Planning: I like to think tactical and practical. I try to keep that in mind, and now I’m back to that again. Even if you’re bed-bound, thinking forward is critical and trying not to look back. Plan on combating that deconditioning—that’s a much bigger deal, I found out, than it seems. For me, the big battle was planning and understanding “The New Normal.” I couldn’t figure out what the new normal is. Well, what I finally know about that is that after I was sealed, I didn’t feel the same as I did before the leak, which was kind of a bummer. But I can tell you, I felt pretty fantastic, so the new normal can be wonderful.
Thriving: Keeping it simple sometimes is key. For those of us that have been very, very ill – or still are – enjoying your quiet hobbies. For me, it was books and just organizing them on the shelf when I was unable to read for many weeks. Sometimes just putting my feet in the grass for some texture and tactile experience.

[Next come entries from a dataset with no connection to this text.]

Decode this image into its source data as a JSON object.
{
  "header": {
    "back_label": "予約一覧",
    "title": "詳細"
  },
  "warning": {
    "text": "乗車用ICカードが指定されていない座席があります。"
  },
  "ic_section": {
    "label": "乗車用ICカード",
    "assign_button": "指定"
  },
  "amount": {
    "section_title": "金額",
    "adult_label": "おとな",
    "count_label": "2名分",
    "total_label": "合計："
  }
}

In conclusion, I just want to say adaptation to a spinal CSF leak requires not only those environmental changes, like post-patch or surgery, but perhaps just as important are those purposeful modifications we can make to thinking and behavior. I believe these modifications can protect mental health. Talking here today is part of my advocacy, but it’s also part of my adaptation, and, now again, it’s part of my recovery pathway.
Finally, whether you’re here through your scientific work, or you’re offering up your humanity in clinic, or maybe you’re providing care for a loved one with a leak, I know your work ensures a more hopeful future. It does. This is a future where a leak is part of the early differential diagnoses and where patients who must live with a leak can look forward to a cure. Thank you.